At 8.46am four years ago, American Airlines Flight 11 crashed into the north tower of the World Trade Center in New York City. Many hundreds died in that instant. The emergency services' response began within five seconds.
At 4pm two-and-a-half weeks ago, the US national weather service warned that the hurricane about to hit New Orleans would cause "human suffering incredible by modern standards." The following morning, as citizens drowned on their front porches, US President George W. Bush attended a cake-cutting photo-opportunity to mark Republican Senator John McCain's 69th birthday.
And now another anniversary rolls around. On Sept. 11, 2001, the world reached out to a stricken America, unaware that US helplessness was a brief prelude to an era of power run mad. From Manhattan to Mesopotamia to the Mississippi, we have come full circle. Hurricane Katrina has turned a superpower into a victim again.
Only this time, few rally to the president. Rotting bodies lie like rubbish sacks in the streets of New Orleans, 42 percent of Americans think Bush has done a "bad" or "terrible" job, and the world looks at his catastrophe management in horror and derision.
Blaming Bush is easy. That is not to say it is wrong. It would have been better if scientists' warnings had been heeded and the levees strengthened. It would have been preferable if the US had not housed its poorest below the Plimsoll line of civilization, and if the emergency controller had not been a klutz called "Brownie" who used to run horse shows. Ideally, the president would learn to prioritize national disasters and birthday parties.
But the hurricane is not about one scapegoat, however powerful, nor is it just a fable of America. Britons may be shocked that obese inhabitants of the richest nation can be victims of starvation too.
They may be startled that many New Orleans citizens are poor black people who might shoot and loot and who have never set foot in the French quarter, with its filigree balconies, jazz clubs and a population that is 95 percent white. But Britain, with its own gaping social divide, has no excuse for smugness.
The universal lesson of Katrina is broader, though, than inequality. Timothy Garton Ash argues that we have witnessed how, with the removal of the staples of civilized life, such as water and personal security, people revert to a "Hobbesian state of nature, a war of all against all." At the hint of a dirty bomb or some other apocalyptic onslaught, societies could become "decivilized."

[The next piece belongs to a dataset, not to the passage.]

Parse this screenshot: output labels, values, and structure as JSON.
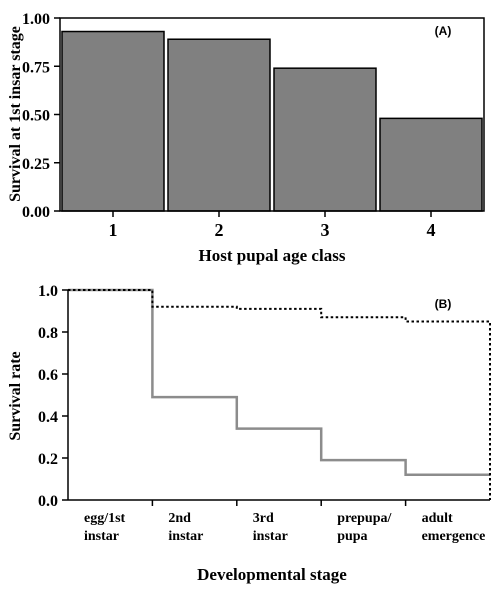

This is a very gloomy creed. It is true that, in extremis, hungry flood victims are rarely to be mistaken for Jane Austen heroines. You will not find them sitting around debating whether Hobbes' gospel of state control was more relevant than the benign anarchy outlined by Proudhon, who thought that "property was theft." They will get down to Wal-Mart and grab some food and drink, if necessary at rifle point. Such action may or may not seem more despicable than the online looting of white-collar barbarians now setting up bogus flood relief appeals.
The Lord of the Flies scenario is, by definition, nothing new. The Greeks coined the word "barbaros" for anyone who did not speak their language. To Marx, barbarism was a synonym for capitalist destruction, a theme embroidered by Osama bin Laden's favorite writer, Sayyid Qutb, who used the term jahiliyya to label the West a materialist hell meriting attack. And so to Sept. 11 and a new chapter in barbaric action. The timeline linking September 2001 to today is studded with the headstones of its antagonists and martyrs.